The Hubbard model in the canonical formulation

TL;DR

This paper reformulates the Hubbard model using a canonical transfer matrix approach, simplifying the fermionic degrees of freedom and demonstrating the absence of the sign problem in 1+1 dimensions, with improved estimators for key physical quantities.

Contribution

It introduces a novel canonical formulation of the Hubbard model with transfer matrices, eliminating auxiliary fields and connecting to fermion loop and bag formulations.

Findings

Sign problem is absent in 1+1 dimensions.

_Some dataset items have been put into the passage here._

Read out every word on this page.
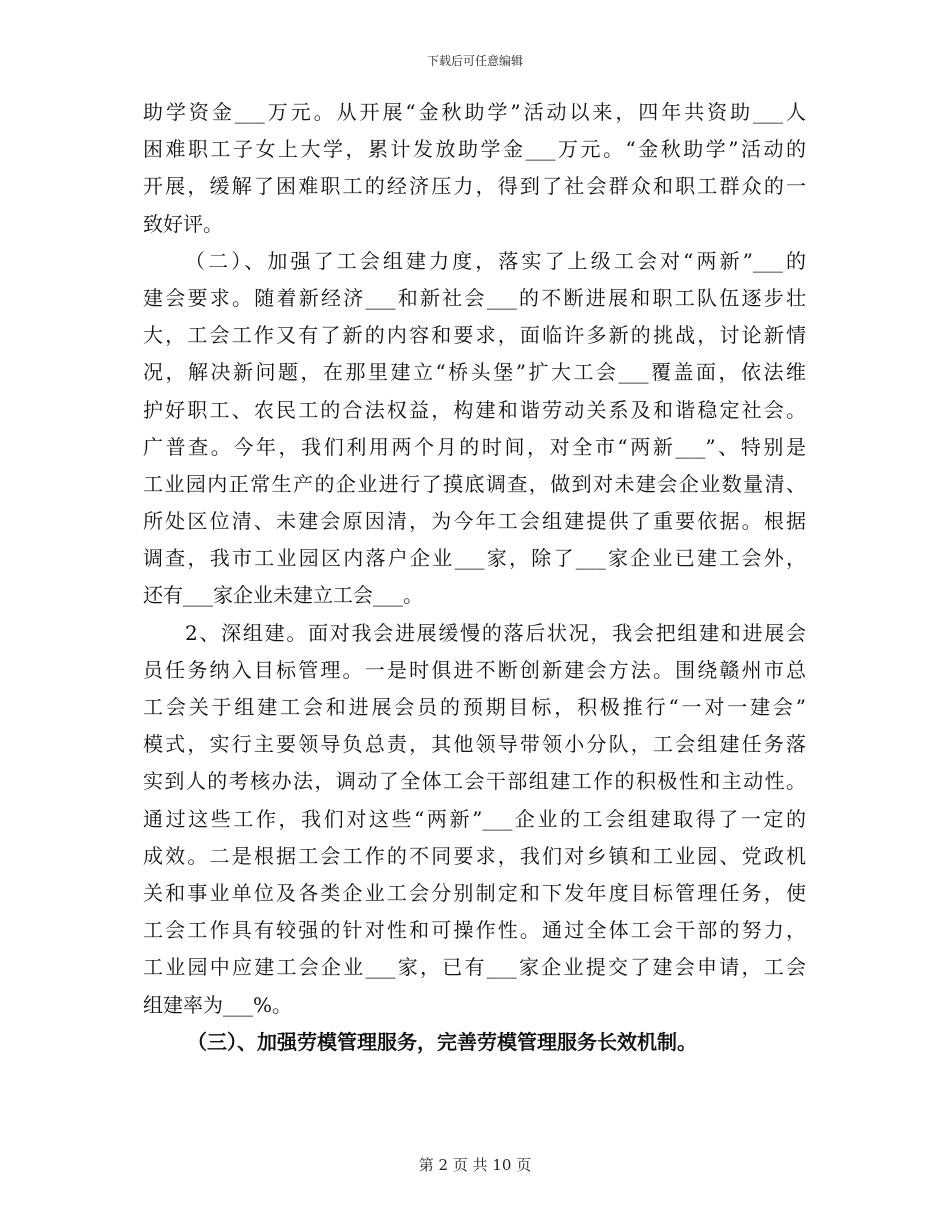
下载后可任意编辑
助学资金___万元。从开展“金秋助学”活动以来，四年共资助___人
困难职工子女上大学，累计发放助学金___万元。“金秋助学”活动的
开展，缓解了困难职工的经济压力，得到了社会群众和职工群众的一
致好评。
（二）、加强了工会组建力度，落实了上级工会对“两新”___的
建会要求。随着新经济___和新社会___的不断进展和职工队伍逐步壮
大，工会工作又有了新的内容和要求，面临许多新的挑战，讨论新情
况，解决新问题，在那里建立“桥头堡”扩大工会___覆盖面，依法维
护好职工、农民工的合法权益，构建和谐劳动关系及和谐稳定社会。
广普查。今年，我们利用两个月的时间，对全市“两新___”、特别是
工业园内正常生产的企业进行了摸底调查，做到对未建会企业数量清、
所处区位清、未建会原因清，为今年工会组建提供了重要依据。根据
调查，我市工业园区内落户企业___家，除了___家企业已建工会外，
还有___家企业未建立工会___。
2、深组建。面对我会进展缓慢的落后状况，我会把组建和进展会
员任务纳入目标管理。一是时俱进不断创新建会方法。围绕赣州市总
工会关于组建工会和进展会员的预期目标，积极推行“一对一建会”
模式，实行主要领导负总责，其他领导带领小分队，工会组建任务落
实到人的考核办法，调动了全体工会干部组建工作的积极性和主动性。
通过这些工作，我们对这些“两新”___企业的工会组建取得了一定的
成效。二是根据工会工作的不同要求，我们对乡镇和工业园、党政机
关和事业单位及各类企业工会分别制定和下发年度目标管理任务，使
工会工作具有较强的针对性和可操作性。通过全体工会干部的努力，
工业园中应建工会企业___家，已有___家企业提交了建会申请，工会
组建率为___%。
（三）、加强劳模管理服务，完善劳模管理服务长效机制。
第 2 页 共 10 页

Partition function factorizes in time.

Improved estimators for physical observables.

Abstract

We describe non-relativistic fermions on the lattice (Hubbard model) in the canonical formulation using transfer matrices in fixed fermion number sectors such that the partition function becomes fully factorized in time. By analytically integrating out the auxiliary Hubbard-Stratanovich field due to the four-fermion interaction, we express the system in terms of discrete, local fermion occupation numbers which are the only remaining degrees of freedom. We show the close relation to the fermion loop and the fermion bag formulation. One can prove that in 1+1 dimension the fermion sign problem is absent. Finally, we construct improved estimators for the ground state energy, 2-point functions, and for the chemical potential.